Stati Uniti, l’impeachment passa al Senato: Trump accusato di “istigazione all’insurrezione”

Nella serata di ieri, lunedì 25 gennaio, sono arrivate al Senato degli Stati Uniti le cinque pagine dell’articolo di impeachment nei confronti di Donald Trump. L’ex presidente è accusato di “istigazione all’insurrezione” per i fatti del 6 gennaio scorso, ovvero l’assalto al Congresso da parte dei suoi sostenitori. Trump “ha messo in pericolo la sicurezza del Paese e delle istituzioni – recita l’articolo – ha minacciato l’integrità del sistema democratico e ha ostacolato una pacifica transizione dei poteri”. Al centro dell’accusa la famigerata frase, pronunciata dall’allora presidente mentre il Congresso stava per certificare la vittoria di Joe Biden, in cui incitava i manifestanti a “combattere come indemoniati” per difendere il Paese.

Lo stesso Biden ha ammesso, per la prima volta, che la messa in stato d’accusa deve essere portata a termine. “Penso che vada fatto”, ha sostenuto, anche se il processo rischia di rallentare la realizzazione della sua agenda politica. “Ma – ha aggiunto alla Cnn – sarebbe stato peggio se questo non fosse accaduto”.

Il processo al Senato partirà l’8 febbraio, sarà il quarto nella storia del Paese e per la seconda volta contro Trump. Il primo presidente accusato fu Andrew Johnson nel 1868. Nel 1974 toccò a Richard Nixon, che si dimise prima del voto a seguito dello scandalo Watergate. L’ultimo fu Bill Clinton nel 1998, accusato per aver mentito riguardo alla relazione extraconiugale intrattenuta con una stagista della Casa Bianca, Monica Lewinsky.

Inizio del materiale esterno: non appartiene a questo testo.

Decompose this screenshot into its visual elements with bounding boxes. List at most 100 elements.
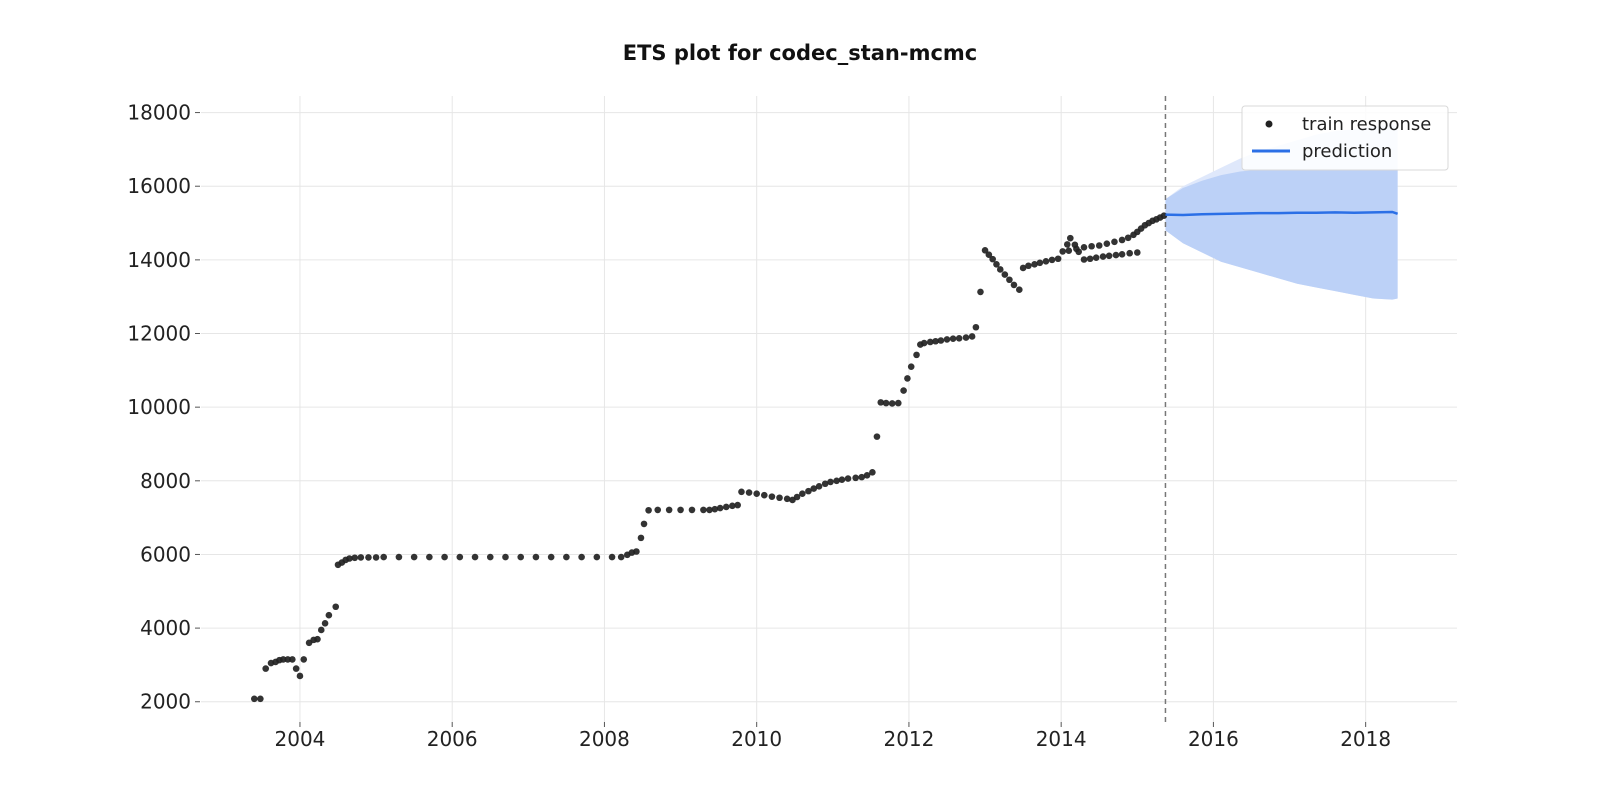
train-response-point: [716, 504, 724, 512]
train-response-point: [365, 554, 372, 561]
x-tick-label: 2016: [1188, 727, 1239, 751]
train-response-point: [1016, 286, 1023, 293]
train-response-point: [456, 553, 464, 561]
train-response-point: [722, 503, 730, 511]
train-response-point: [1111, 238, 1118, 246]
train-response-point: [1048, 256, 1056, 264]
train-response-point: [1080, 244, 1088, 251]
train-response-point: [1086, 255, 1094, 263]
train-response-point: [1073, 245, 1080, 253]
train-response-point: [688, 506, 696, 514]
legend-label-train-response: train response: [1302, 114, 1431, 135]
train-response-point: [1063, 241, 1071, 248]
train-response-point: [471, 553, 479, 561]
train-response-point: [292, 665, 300, 672]
train-response-point: [852, 474, 859, 482]
train-response-point: [332, 603, 340, 611]
train-response-point: [563, 553, 570, 561]
x-tick-label: 2012: [883, 727, 934, 751]
x-tick-label: 2004: [275, 727, 326, 751]
train-response-point: [972, 323, 980, 331]
train-response-point: [372, 554, 380, 561]
train-response-point: [805, 487, 812, 495]
train-response-point: [753, 490, 760, 497]
train-response-point: [1092, 254, 1100, 261]
train-response-point: [262, 665, 270, 672]
y-tick-label: 6000: [140, 542, 191, 566]
train-response-point: [410, 553, 418, 561]
train-response-point: [937, 337, 945, 344]
train-response-point: [1006, 276, 1013, 284]
train-response-point: [768, 493, 776, 500]
x-tick-label: 2014: [1036, 727, 1087, 751]
train-response-point: [913, 351, 920, 359]
train-response-points: [250, 212, 1168, 703]
train-response-point: [977, 288, 984, 296]
train-response-point: [996, 266, 1004, 273]
train-response-point: [863, 471, 871, 479]
x-tick-label: 2006: [427, 727, 478, 751]
train-response-point: [1065, 247, 1073, 254]
train-response-point: [1099, 253, 1107, 260]
train-response-point: [873, 433, 881, 440]
train-response-point: [300, 656, 308, 663]
train-response-point: [706, 506, 713, 514]
train-response-point: [645, 506, 652, 514]
train-response-point: [810, 485, 818, 492]
train-response-point: [578, 553, 585, 561]
train-response-point: [502, 553, 509, 561]
train-response-point: [351, 554, 359, 562]
chart-title: ETS plot for codec_stan-mcmc: [623, 41, 977, 65]
train-response-point: [799, 490, 806, 497]
y-tick-label: 12000: [127, 322, 191, 346]
train-response-point: [1001, 271, 1009, 278]
train-response-point: [640, 520, 648, 528]
train-response-point: [395, 553, 403, 561]
train-response-point: [907, 363, 915, 370]
y-tick-label: 14000: [127, 248, 191, 272]
train-response-point: [962, 334, 970, 341]
train-response-point: [877, 399, 885, 406]
train-response-point: [677, 506, 684, 514]
train-response-point: [1054, 255, 1062, 263]
train-response-point: [920, 339, 928, 347]
train-response-point: [821, 480, 829, 488]
train-response-point: [325, 611, 333, 619]
legend-box: [1241, 105, 1449, 171]
train-response-point: [793, 493, 801, 501]
y-tick-label: 4000: [140, 616, 191, 640]
train-response-point: [1067, 234, 1074, 242]
train-response-point: [904, 375, 911, 382]
train-response-point: [608, 553, 616, 561]
prediction-mean-line: [1165, 210, 1399, 217]
train-response-point: [1010, 281, 1018, 289]
train-response-point: [833, 477, 840, 485]
train-response-point: [711, 505, 719, 513]
train-response-point: [949, 335, 957, 342]
train-response-point: [838, 476, 846, 484]
train-response-point: [1080, 256, 1088, 263]
train-response-point: [1133, 249, 1141, 256]
train-response-point: [729, 502, 736, 510]
y-tick-label: 16000: [127, 174, 191, 198]
train-response-point: [665, 506, 673, 514]
train-response-point: [827, 478, 834, 486]
train-response-point: [700, 506, 707, 514]
train-response-point: [968, 333, 976, 340]
train-response-point: [321, 620, 329, 627]
train-response-point: [289, 656, 296, 663]
x-tick-label: 2018: [1340, 727, 1391, 751]
train-response-point: [943, 336, 951, 343]
x-tick-label: 2010: [731, 727, 782, 751]
train-response-point: [815, 483, 823, 490]
y-tick-label: 8000: [140, 469, 191, 493]
train-response-point: [633, 548, 640, 555]
train-response-point: [888, 400, 896, 407]
train-response-point: [745, 489, 753, 496]
train-response-point: [1103, 240, 1111, 247]
train-response-point: [593, 553, 601, 561]
train-response-point: [617, 553, 625, 561]
train-response-point: [1088, 242, 1095, 250]
train-response-point: [654, 506, 662, 514]
y-tick-label: 2000: [140, 690, 191, 714]
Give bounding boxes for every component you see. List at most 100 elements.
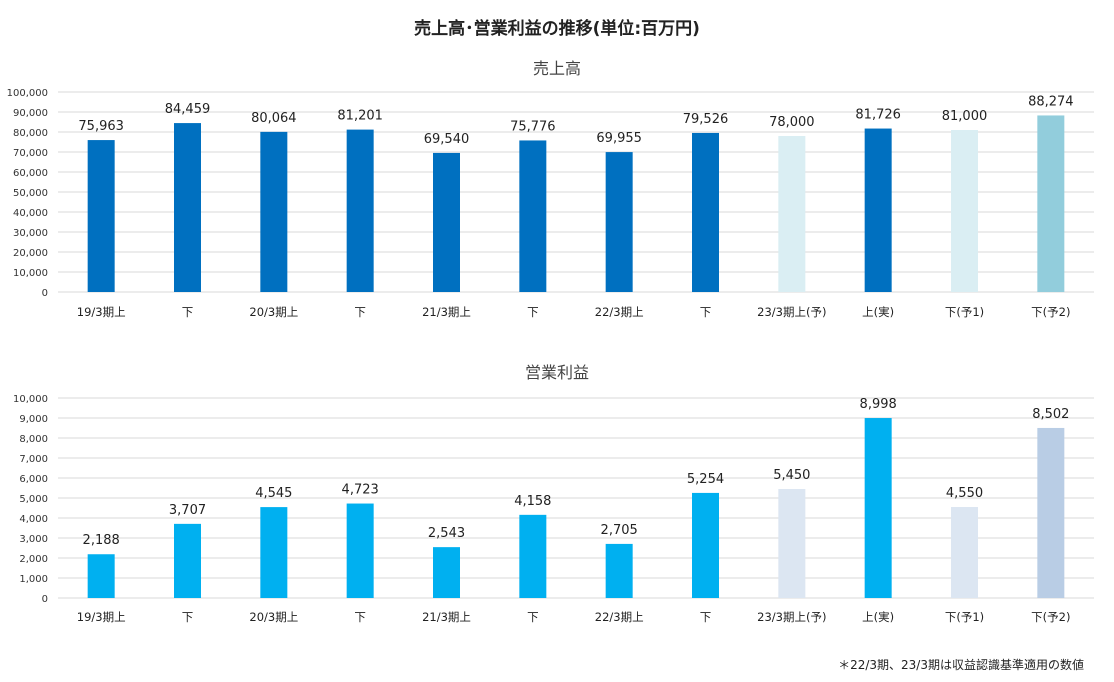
sales-category-label: 下 <box>700 305 712 319</box>
sales-y-tick-label: 90,000 <box>13 108 48 119</box>
sales-y-tick-label: 50,000 <box>13 188 48 199</box>
sales-y-tick-label: 100,000 <box>7 88 48 99</box>
profit-category-label: 下(予2) <box>1031 610 1070 624</box>
profit-y-tick-label: 0 <box>42 594 48 605</box>
profit-bar <box>87 554 115 598</box>
profit-data-label: 8,998 <box>860 397 897 412</box>
sales-data-label: 81,000 <box>942 109 988 124</box>
sales-bar <box>951 130 978 292</box>
profit-category-label: 23/3期上(予) <box>757 610 826 624</box>
sales-bar <box>260 131 288 292</box>
profit-data-label: 2,543 <box>428 526 465 541</box>
sales-category-label: 下 <box>354 305 366 319</box>
profit-data-label: 2,705 <box>601 523 638 538</box>
profit-data-label: 4,723 <box>342 483 379 498</box>
profit-bar <box>260 507 288 598</box>
profit-data-label: 5,254 <box>687 472 724 487</box>
sales-bar <box>692 132 719 292</box>
profit-category-label: 下(予1) <box>945 610 984 624</box>
profit-category-label: 下 <box>182 610 194 624</box>
profit-category-label: 下 <box>527 610 539 624</box>
profit-y-tick-label: 9,000 <box>19 414 48 425</box>
profit-y-tick-label: 10,000 <box>13 394 48 405</box>
sales-y-tick-label: 20,000 <box>13 248 48 259</box>
profit-bar <box>1037 427 1065 598</box>
profit-y-tick-label: 2,000 <box>19 554 48 565</box>
profit-y-tick-label: 8,000 <box>19 434 48 445</box>
sales-data-label: 78,000 <box>769 115 815 130</box>
sales-data-label: 88,274 <box>1028 94 1074 109</box>
sales-data-label: 75,963 <box>78 119 124 134</box>
profit-y-tick-label: 5,000 <box>19 494 48 505</box>
profit-data-label: 4,545 <box>255 486 292 501</box>
page-title: 売上高･営業利益の推移(単位:百万円) <box>414 19 700 39</box>
sales-bar <box>174 123 201 292</box>
sales-y-tick-label: 0 <box>42 288 48 299</box>
sales-bar <box>605 152 633 292</box>
profit-category-label: 20/3期上 <box>249 610 298 624</box>
sales-category-label: 19/3期上 <box>77 305 126 319</box>
profit-y-tick-label: 6,000 <box>19 474 48 485</box>
profit-category-label: 21/3期上 <box>422 610 471 624</box>
profit-chart-title: 営業利益 <box>525 363 589 382</box>
profit-bar <box>864 418 892 598</box>
sales-y-tick-label: 30,000 <box>13 228 48 239</box>
sales-data-label: 69,540 <box>424 132 470 147</box>
sales-bar <box>519 140 547 292</box>
profit-data-label: 2,188 <box>83 533 120 548</box>
sales-y-tick-label: 80,000 <box>13 128 48 139</box>
sales-bar <box>1037 115 1065 293</box>
profit-y-tick-label: 3,000 <box>19 534 48 545</box>
sales-chart: 売上高 0 10,000 20,000 30,000 40,000 50,000 60,000… <box>7 59 1094 319</box>
profit-y-tick-label: 1,000 <box>19 574 48 585</box>
sales-y-tick-label: 40,000 <box>13 208 48 219</box>
profit-data-label: 5,450 <box>773 468 810 483</box>
profit-bar <box>174 523 201 598</box>
sales-data-label: 69,955 <box>596 131 642 146</box>
sales-category-label: 20/3期上 <box>249 305 298 319</box>
profit-data-label: 3,707 <box>169 503 206 518</box>
sales-y-tick-label: 60,000 <box>13 168 48 179</box>
sales-category-label: 21/3期上 <box>422 305 471 319</box>
profit-bar <box>778 489 806 598</box>
sales-data-label: 81,726 <box>855 108 901 123</box>
sales-bar <box>864 128 892 292</box>
sales-category-label: 上(実) <box>862 305 894 319</box>
profit-data-label: 4,550 <box>946 486 983 501</box>
profit-bar <box>951 507 978 598</box>
sales-data-label: 81,201 <box>337 109 383 124</box>
footnote: ＊22/3期、23/3期は収益認識基準適用の数値 <box>838 658 1084 672</box>
profit-category-label: 下 <box>700 610 712 624</box>
profit-category-label: 22/3期上 <box>595 610 644 624</box>
sales-bar <box>778 136 806 292</box>
sales-category-label: 下 <box>527 305 539 319</box>
profit-bar <box>433 547 460 598</box>
sales-chart-title: 売上高 <box>533 59 581 78</box>
profit-y-tick-label: 4,000 <box>19 514 48 525</box>
profit-bar <box>692 492 719 598</box>
profit-y-tick-label: 7,000 <box>19 454 48 465</box>
sales-y-tick-label: 10,000 <box>13 268 48 279</box>
sales-category-label: 下 <box>182 305 194 319</box>
sales-data-label: 84,459 <box>165 102 211 117</box>
sales-bar <box>346 129 374 292</box>
profit-bar <box>519 514 547 598</box>
sales-data-label: 75,776 <box>510 119 556 134</box>
profit-bar <box>346 503 374 598</box>
sales-y-tick-label: 70,000 <box>13 148 48 159</box>
profit-data-label: 8,502 <box>1032 407 1069 422</box>
profit-bar <box>605 543 633 598</box>
sales-category-label: 22/3期上 <box>595 305 644 319</box>
sales-category-label: 下(予2) <box>1031 305 1070 319</box>
profit-category-label: 19/3期上 <box>77 610 126 624</box>
sales-category-label: 23/3期上(予) <box>757 305 826 319</box>
profit-category-label: 上(実) <box>862 610 894 624</box>
sales-data-label: 80,064 <box>251 111 297 126</box>
sales-category-label: 下(予1) <box>945 305 984 319</box>
profit-category-label: 下 <box>354 610 366 624</box>
profit-data-label: 4,158 <box>514 494 551 509</box>
sales-data-label: 79,526 <box>683 112 729 127</box>
sales-bar <box>87 140 115 292</box>
sales-bar <box>433 152 460 292</box>
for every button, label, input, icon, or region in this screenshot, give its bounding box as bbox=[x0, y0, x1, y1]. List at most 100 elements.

Trecentosessantacinque giorni dopo il primo impeachment contro il tycoon, dunque, la palla passa nuovamente al Senato, dove si terrà un processo vero e proprio. Nel ramo “alto” del Congresso, la Costituzione richiede la maggioranza di due/terzi (67 senatori) per condannare e per interdire l’ormai ex presidente dai pubblici uffici. Ovvero escluso dalle presidenziali del 2024.